Va aggiunto che la cultura non solo quello strano oggetto di cui si occupano le pagine dei quotidia­ni collocate tra le quotazioni di borsa e i programmi televisivi, poi­ché in primo luogo essa informa le categorie con cui esaminiamo la realtà. E quando - per stare al­l’attualità del dibattito sulla rifor­ma del lavoro- si osserva lo schie­ramento trasversalmente a difesa dello status quo, appare chiaro co­me decenni di scuola, informazio­ne e università di Stato abbiano forgiato la mentalità di tutti noi. Anche al di qua della cortina di fer­ro, in qualche modo, si è avuta una mutazione antropologica non totalmente dissimile da quel­la tratteggiata da Ale­xander Zino­vev nelle sue pagine sull’homo so­vieticus.

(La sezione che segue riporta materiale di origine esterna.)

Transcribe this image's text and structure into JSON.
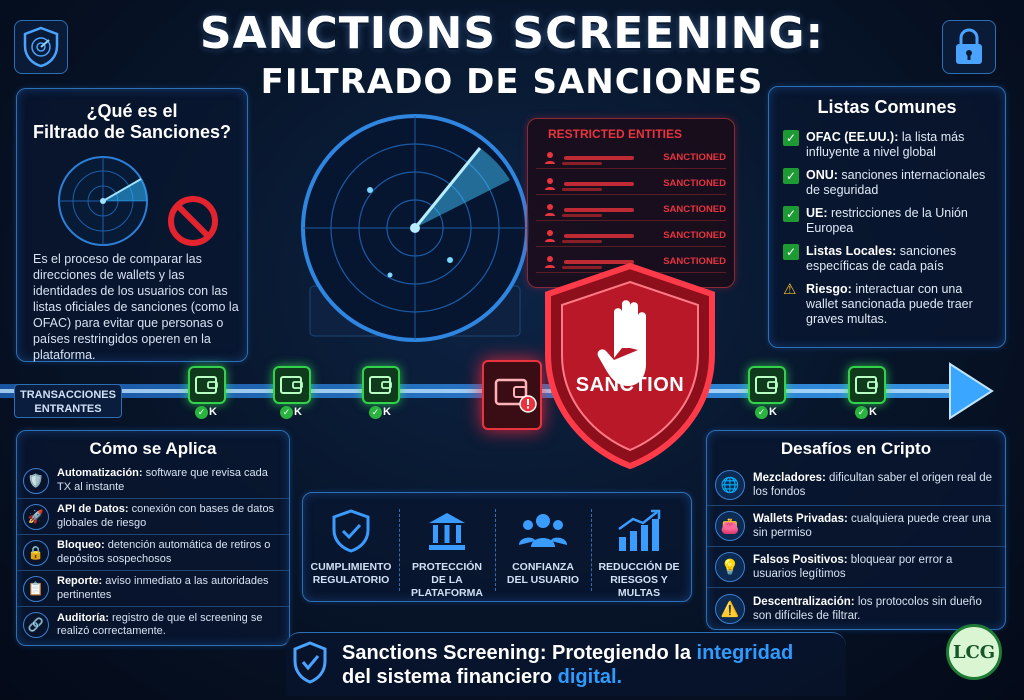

Se la socializzazione della cul­tura è letale, non meno lo è la na­zionalizzazione. In questo senso, non mi pare proprio che regga l’idea che l’Italia sia un brand cul­turale e che la sua difesa sia un obiettivo anche economico. Ben al di là degli ap­parati pubblici e delle mitolo­gie poste a loro difesa, la quali­tà­di ciò che fac­ciamo non è giudicata sulla base di quello che rappresen­ta la Repubbli­c­a che ci gover­na. I marchi identificano imprese ben precise, che per giunta so­no in vario mo­do internazio­nalizzate e in­tr­ecciate con al­tri universi. So­lo in una logica colbertista si può pensare che esista «l’economia italiana», e non già un in­sieme di attivi­tà che in parte oggi si trovano (ma non si sa per quanto an­cora) entro i confini del Pae­se.
Da tempo il sistema produttivo vive in rapporti a rete che trascen­dono le frontiere, esattamente co­me la scienza o i dibattiti su musi­ca e cinema. Il passaporto conta davvero poco e non a caso Gian­franco Contini parlò di Giorgio Orelli come di un «poeta tosca­no », anche se è uno svizzero di Bel­linzona.

Con i suoi Minculpop l’Italia può generare retorica, ma scien­za e poesia possono venire soltan­to da persone in carne ed ossa.

E poiché lo Stato può solo intralcia­re e tassare, un suo passo indietro sarebbe una buona cosa.